Госпожа Гиме не сводила глаз со свежезасеянного газона в глубине парка. И делала вид, что слушает меня только из вежливости, но я-то знала, что мои слова коснулись незажившей раны в ее душе и сейчас эта рана кровоточила. Потом госпожа Гиме поднялась со скамейки и сказала, что нам пора возвращаться – скоро будет готов ужин, а к ужину званы гости. Некий художник, входящий в силу и в моду, собирался посетить с друзьями музей господина Гиме, а потом приглашал всех к себе в студию посмотреть новые картины.
– Он хочет что-нибудь мне продать. А я хочу познакомиться с новыми людьми – мой привычный круг начал меня тяготить.
Мы не торопясь отправились обратно. На мосту – теперь мы шли по направлению к Трокадеро, госпожа Гиме спросила меня, не хотела бы я присоединиться к ним за ужином. Я сказала, что с удовольствием, но мое вечернее платье осталось в отеле.

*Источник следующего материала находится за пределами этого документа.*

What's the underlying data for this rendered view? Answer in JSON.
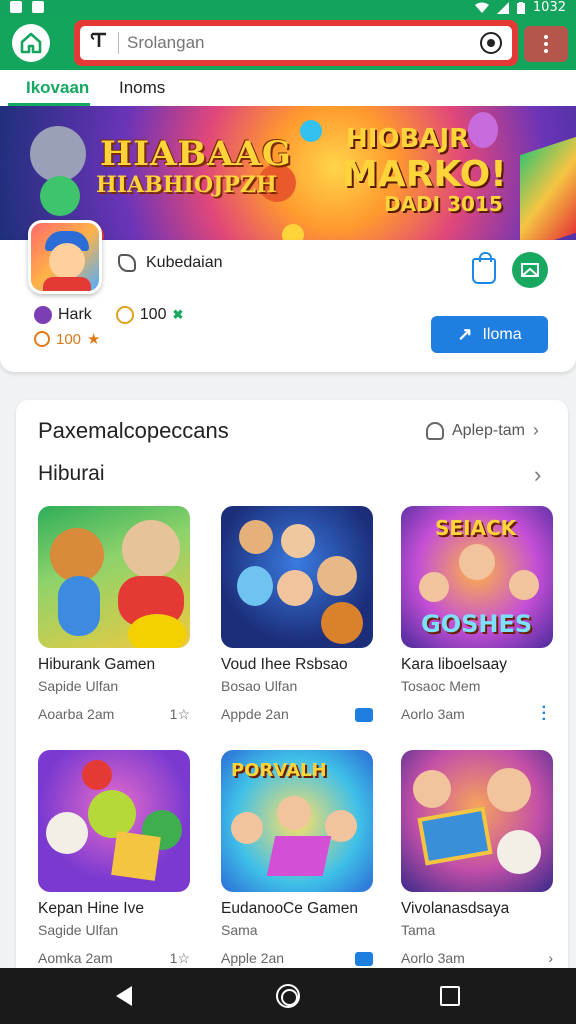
{
  "status_bar": {
    "time": "1032"
  },
  "search": {
    "placeholder": "Srolangan",
    "value": ""
  },
  "tabs": [
    {
      "label": "Ikovaan",
      "active": true
    },
    {
      "label": "Inoms",
      "active": false
    }
  ],
  "banner": {
    "title_line1": "HIABAAG",
    "title_line2": "HIABHIOJPZH",
    "right_line1": "HIOBAJR",
    "right_line2": "MARKO!",
    "right_line3": "DADI 3015"
  },
  "app": {
    "publisher": "Kubedaian",
    "stat_name": "Hark",
    "stat_count": "100",
    "stat_mark": "✖",
    "rating": "100",
    "install_label": "Iloma"
  },
  "recommend": {
    "title": "Paxemalcopeccans",
    "link_label": "Aplep-tam",
    "section_title": "Hiburai",
    "cards": [
      {
        "title": "Hiburank Gamen",
        "subtitle": "Sapide Ulfan",
        "meta": "Aoarba 2am",
        "meta_right": "1☆",
        "right_icon": "star-rating",
        "thumb": "thumb-bears",
        "thumb_text": ""
      },
      {
        "title": "Voud Ihee Rsbsao",
        "subtitle": "Bosao Ulfan",
        "meta": "Appde 2an",
        "meta_right": "",
        "right_icon": "badge",
        "thumb": "thumb-characters",
        "thumb_text": ""
      },
      {
        "title": "Kara liboelsaay",
        "subtitle": "Tosaoc Mem",
        "meta": "Aorlo 3am",
        "meta_right": "",
        "right_icon": "more",
        "thumb": "thumb-goshes",
        "thumb_text": "GOSHES"
      },
      {
        "title": "Kepan Hine Ive",
        "subtitle": "Sagide Ulfan",
        "meta": "Aomka 2am",
        "meta_right": "1☆",
        "right_icon": "star-rating",
        "thumb": "thumb-blocks",
        "thumb_text": ""
      },
      {
        "title": "EudanooCe Gamen",
        "subtitle": "Sama",
        "meta": "Apple 2an",
        "meta_right": "",
        "right_icon": "badge",
        "thumb": "thumb-porvalh",
        "thumb_text": "PORVALH"
      },
      {
        "title": "Vivolanasdsaya",
        "subtitle": "Tama",
        "meta": "Aorlo 3am",
        "meta_right": "",
        "right_icon": "chevron",
        "thumb": "thumb-box",
        "thumb_text": ""
      }
    ]
  },
  "colors": {
    "brand_green": "#14a55d",
    "search_border": "#e53935",
    "primary_blue": "#1f7fe0",
    "rating_orange": "#e07a17"
  }
}
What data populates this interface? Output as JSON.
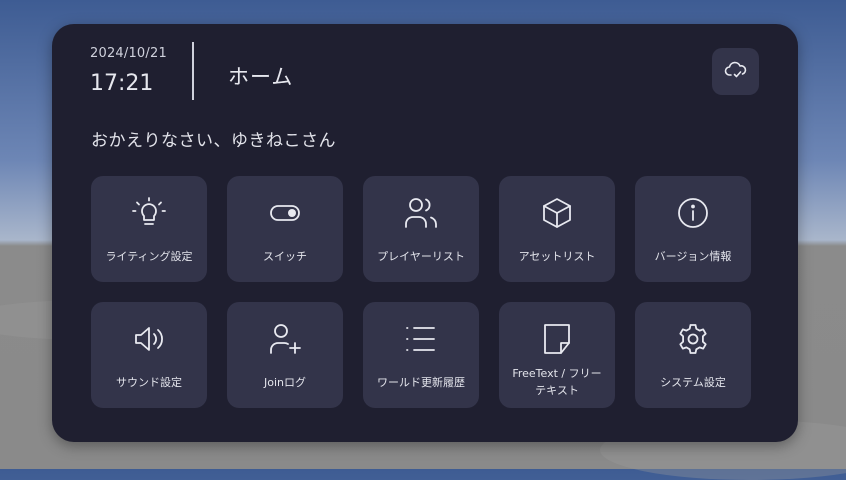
{
  "header": {
    "date": "2024/10/21",
    "time": "17:21",
    "title": "ホーム",
    "cloud_icon": "cloud-sync-icon"
  },
  "welcome": "おかえりなさい、ゆきねこさん",
  "colors": {
    "panel_bg": "#1f1f30",
    "tile_bg": "#33344a",
    "text": "#e6e7ee"
  },
  "tiles": [
    {
      "label": "ライティング設定",
      "icon": "lightbulb-icon"
    },
    {
      "label": "スイッチ",
      "icon": "toggle-icon"
    },
    {
      "label": "プレイヤーリスト",
      "icon": "users-icon"
    },
    {
      "label": "アセットリスト",
      "icon": "cube-icon"
    },
    {
      "label": "バージョン情報",
      "icon": "info-icon"
    },
    {
      "label": "サウンド設定",
      "icon": "speaker-icon"
    },
    {
      "label": "Joinログ",
      "icon": "user-add-icon"
    },
    {
      "label": "ワールド更新履歴",
      "icon": "list-icon"
    },
    {
      "label": "FreeText / フリーテキスト",
      "icon": "sticky-note-icon"
    },
    {
      "label": "システム設定",
      "icon": "gear-icon"
    }
  ]
}
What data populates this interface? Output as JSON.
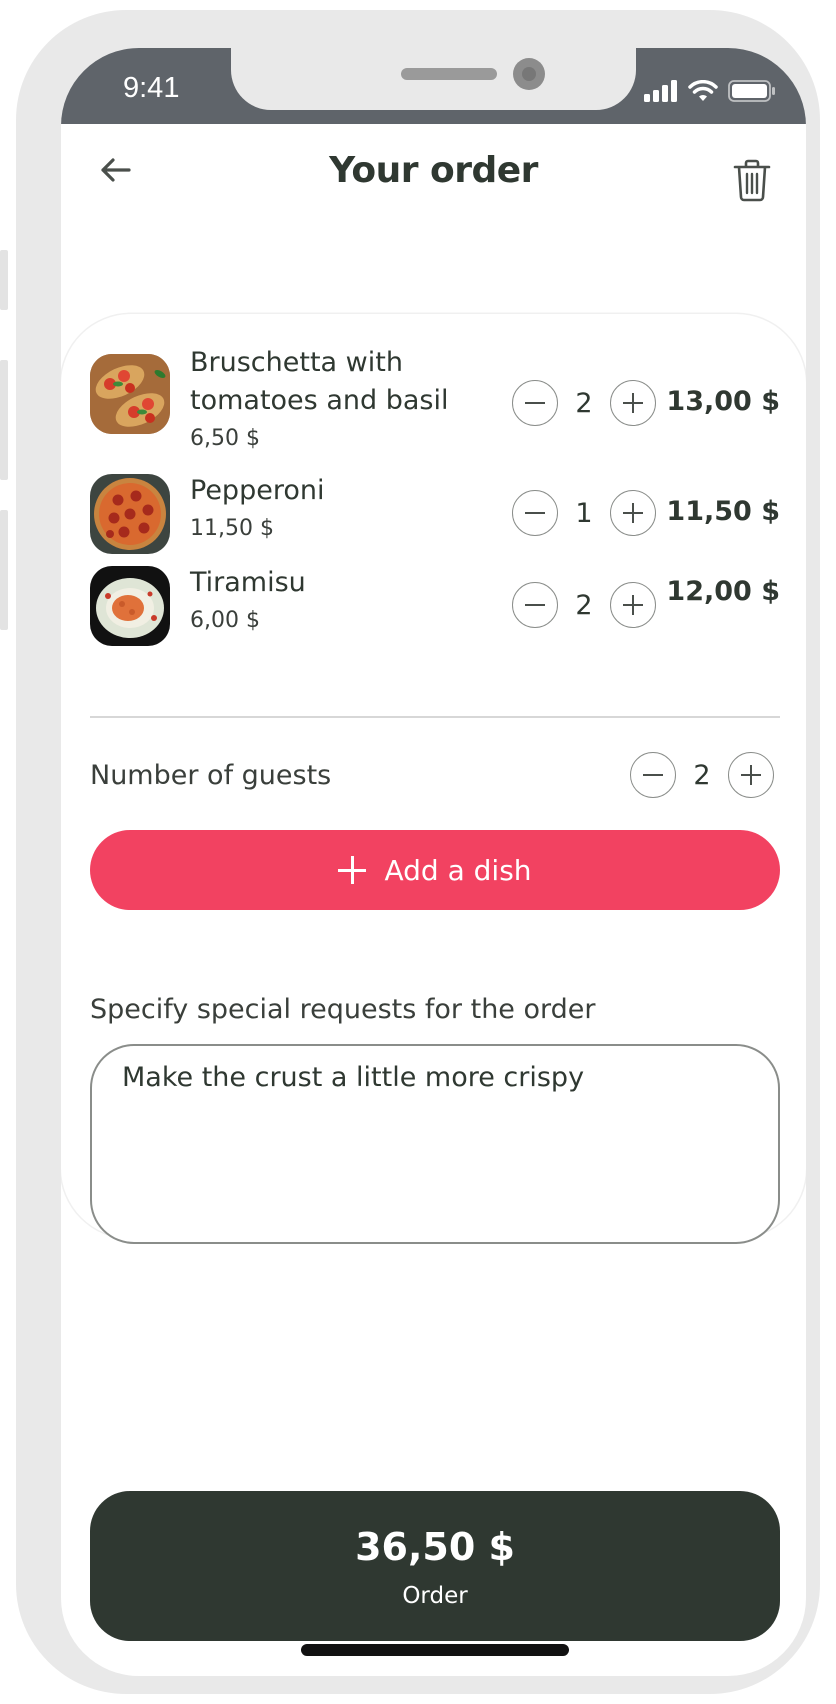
{
  "status_bar": {
    "time": "9:41",
    "icons": [
      "cellular-signal-icon",
      "wifi-icon",
      "battery-icon"
    ]
  },
  "header": {
    "title": "Your order",
    "back_icon": "arrow-left-icon",
    "trash_icon": "trash-icon"
  },
  "dishes": [
    {
      "name_line1": "Bruschetta with",
      "name_line2": "tomatoes and basil",
      "unit_price": "6,50 $",
      "quantity": "2",
      "total": "13,00 $"
    },
    {
      "name_line1": "Pepperoni",
      "name_line2": "",
      "unit_price": "11,50 $",
      "quantity": "1",
      "total": "11,50 $"
    },
    {
      "name_line1": "Tiramisu",
      "name_line2": "",
      "unit_price": "6,00 $",
      "quantity": "2",
      "total": "12,00 $"
    }
  ],
  "guests": {
    "label": "Number of guests",
    "quantity": "2"
  },
  "add_dish": {
    "label": "Add a dish"
  },
  "requests": {
    "label": "Specify special requests for the order",
    "value": "Make the crust a little more crispy"
  },
  "order": {
    "total": "36,50 $",
    "label": "Order"
  },
  "colors": {
    "accent": "#f24261",
    "dark": "#2f3831",
    "status_bar": "#5f646a"
  }
}
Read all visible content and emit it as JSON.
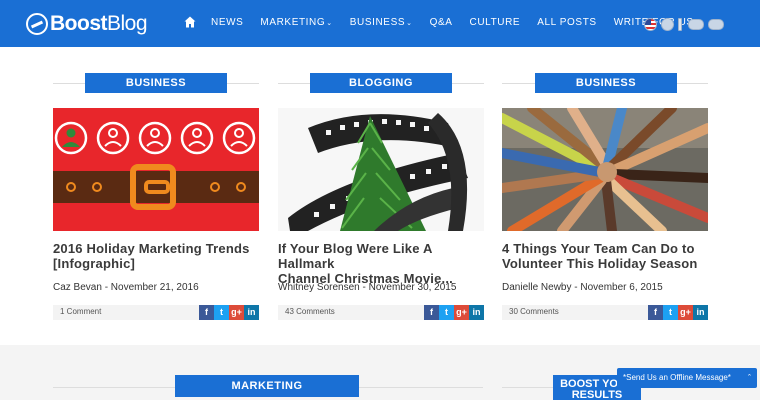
{
  "brand": {
    "logo_bold": "Boost",
    "logo_thin": "Blog"
  },
  "nav": {
    "home_icon": "home-icon",
    "items": [
      "News",
      "Marketing",
      "Business",
      "Q&A",
      "Culture",
      "All Posts",
      "Write For Us"
    ],
    "dropdown_items": [
      "Marketing",
      "Business"
    ]
  },
  "flags": [
    "us-flag",
    "language-flag",
    "language-flag",
    "language-flag"
  ],
  "posts": [
    {
      "category": "Business",
      "title_line1": "2016 Holiday Marketing Trends",
      "title_line2": "[Infographic]",
      "meta": "Caz Bevan - November 21, 2016",
      "comments": "1 Comment"
    },
    {
      "category": "Blogging",
      "title_line1": "If Your Blog Were Like A Hallmark",
      "title_line2": "Channel Christmas Movie...",
      "meta": "Whitney Sorensen - November 30, 2015",
      "comments": "43 Comments"
    },
    {
      "category": "Business",
      "title_line1": "4 Things Your Team Can Do to",
      "title_line2": "Volunteer This Holiday Season",
      "meta": "Danielle Newby - November 6, 2015",
      "comments": "30 Comments"
    }
  ],
  "share": {
    "fb": "f",
    "tw": "t",
    "gp": "g+",
    "in": "in"
  },
  "lower": {
    "marketing_label": "Marketing",
    "boost_label": "Boost Your Results"
  },
  "chat": {
    "label": "*Send Us an Offline Message*"
  },
  "colors": {
    "brand_blue": "#1a6fd4",
    "santa_red": "#e8262b",
    "belt_brown": "#5a2a12",
    "buckle_orange": "#f08a1e"
  }
}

На самом деле у меня не было никакого вечернего платья. Ни по красоте, ни по элегантности мои наряды и близко нельзя было сравнить даже с «простыми прогулочными платьицами» парижанок. И едва ли можно было назвать «отелем» тот жалкий пансиончик, где я жила последние два месяца. Правда, там я могла спокойно принимать своих «гостей»
Но мы, женщины, умеем понимать друг друга вовсе без слов.
– Если хотите, я одолжу вам платье на сегодняшний вечер. У меня их куда больше, чем мне надо.
Я поблагодарила ее улыбкой, и мы направились к дому Гиме.
Отличный способ никогда не заблудиться – не задумываться о том, куда тебя несет жизнь.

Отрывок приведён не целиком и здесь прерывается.